Warraich’s graduation from the Urdu-language Jang and English-language The News dailies to the glam world, courtesy of Geo News, often masks the print journalism assets he has had, some of which show up only when he publishes a collection such as the latest one: Personal File: The hard and soft of Pakistani politics. In its two volumes, this coffee-table book dishes out literary briefs of known, many of them rather intrinsic to the country’s politics, and not-so-well-known people of Pakistan’s political history. The anthology goes beyond the usual biographical sketches to provide an insight into their lives, roles, motivations, strengths and weaknesses, and doughtiness and vulnerabilities through anecdotes and observations. With malice towards none, Warraich helps us see the positives and negatives in a political personality, family and party. However, he does not skip whatever has marred Pakistan’s political culture – toadyism and change of loyalties included – when he takes us on the history walk.

Politicians are understood and liked or disliked not only through their policies and political competence but also their personal characteristics and lives. Drawing on history and the interviews he has done from time to time during his journalistic career of more than three and a half decades, Warraich offers us images of political heavyweights and lightweights [read minions] who have weighed heavily in on the country’s politics to the extent of damaging it. Some with no spine have been talked about in a lowercase font.

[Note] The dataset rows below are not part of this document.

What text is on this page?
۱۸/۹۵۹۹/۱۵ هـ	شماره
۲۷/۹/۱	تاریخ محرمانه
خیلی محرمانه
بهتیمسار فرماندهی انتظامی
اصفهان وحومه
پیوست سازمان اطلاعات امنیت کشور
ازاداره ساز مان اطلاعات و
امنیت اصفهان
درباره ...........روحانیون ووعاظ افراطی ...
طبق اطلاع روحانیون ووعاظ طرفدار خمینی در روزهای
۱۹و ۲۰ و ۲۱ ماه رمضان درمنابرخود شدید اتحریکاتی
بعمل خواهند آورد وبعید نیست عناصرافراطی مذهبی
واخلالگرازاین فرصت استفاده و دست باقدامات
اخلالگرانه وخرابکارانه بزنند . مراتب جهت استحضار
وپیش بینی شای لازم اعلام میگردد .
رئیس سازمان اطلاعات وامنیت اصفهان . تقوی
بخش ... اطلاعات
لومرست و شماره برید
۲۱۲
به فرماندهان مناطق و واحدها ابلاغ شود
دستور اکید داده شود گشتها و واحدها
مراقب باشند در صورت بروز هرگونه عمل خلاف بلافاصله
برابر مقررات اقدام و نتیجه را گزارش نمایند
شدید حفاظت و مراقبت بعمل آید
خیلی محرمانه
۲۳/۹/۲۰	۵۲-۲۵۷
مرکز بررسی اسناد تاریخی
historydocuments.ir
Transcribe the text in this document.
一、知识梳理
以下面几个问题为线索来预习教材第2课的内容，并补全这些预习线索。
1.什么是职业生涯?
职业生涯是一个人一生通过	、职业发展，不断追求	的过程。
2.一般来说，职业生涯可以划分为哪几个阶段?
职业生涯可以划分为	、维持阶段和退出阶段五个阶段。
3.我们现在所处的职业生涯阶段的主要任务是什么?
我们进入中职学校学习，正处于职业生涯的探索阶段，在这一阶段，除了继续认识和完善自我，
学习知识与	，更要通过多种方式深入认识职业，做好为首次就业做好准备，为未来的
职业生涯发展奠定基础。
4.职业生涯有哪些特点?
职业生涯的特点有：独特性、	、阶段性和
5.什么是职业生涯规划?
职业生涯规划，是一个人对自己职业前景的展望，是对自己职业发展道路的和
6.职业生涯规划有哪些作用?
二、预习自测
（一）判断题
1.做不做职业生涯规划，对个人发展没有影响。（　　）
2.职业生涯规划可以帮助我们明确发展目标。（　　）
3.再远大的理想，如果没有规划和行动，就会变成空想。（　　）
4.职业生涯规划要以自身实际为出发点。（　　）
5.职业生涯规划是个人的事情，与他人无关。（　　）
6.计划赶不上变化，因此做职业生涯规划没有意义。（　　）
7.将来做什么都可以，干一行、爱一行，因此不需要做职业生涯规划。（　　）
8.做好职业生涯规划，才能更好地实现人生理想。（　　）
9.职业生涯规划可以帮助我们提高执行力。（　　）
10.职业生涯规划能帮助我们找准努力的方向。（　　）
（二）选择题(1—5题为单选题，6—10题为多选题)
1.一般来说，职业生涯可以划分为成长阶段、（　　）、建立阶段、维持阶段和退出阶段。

This entertainingly written and lavishly illustrated scrapbook offers a look at politics and politicians that is both personal and thoroughly researched. Engaging and often illuminating, it is an amazing historical document on the tempestuous history of politics from a political journalist with an indefatigable curiosity. It exposes lies, hypocrisies, stupidity and corruption in the public arena. Warraich’s sense of humour provides the canvas and the frame for the book, a wittily alarming polemic that tracks the evolution of Pakistan’s political culture.

Warraich is rarely savage, mostly ironic but without cheap sarcasm. Even so, we get to learn about incidents illustrating someone or the other being thin-skinned to his witty takes. The articles aim to make us both laugh at the idiotic tricks of these public figures and cry at the disasters they have caused. A wonderful storyteller, Warraich has exciting stories to tell. Through this skill of his, he has made us understand politics. Our slide into the abyss we find ourselves in, and our embrace of anti-intellectualism are all diagnostically chronicled in the takedown of incompetents. An equal-opportunity analyst, Warraich uses his skills to skewer and expose all hues of politicians and other individuals who have impacted the polity. In pulling back the curtain, he spares none.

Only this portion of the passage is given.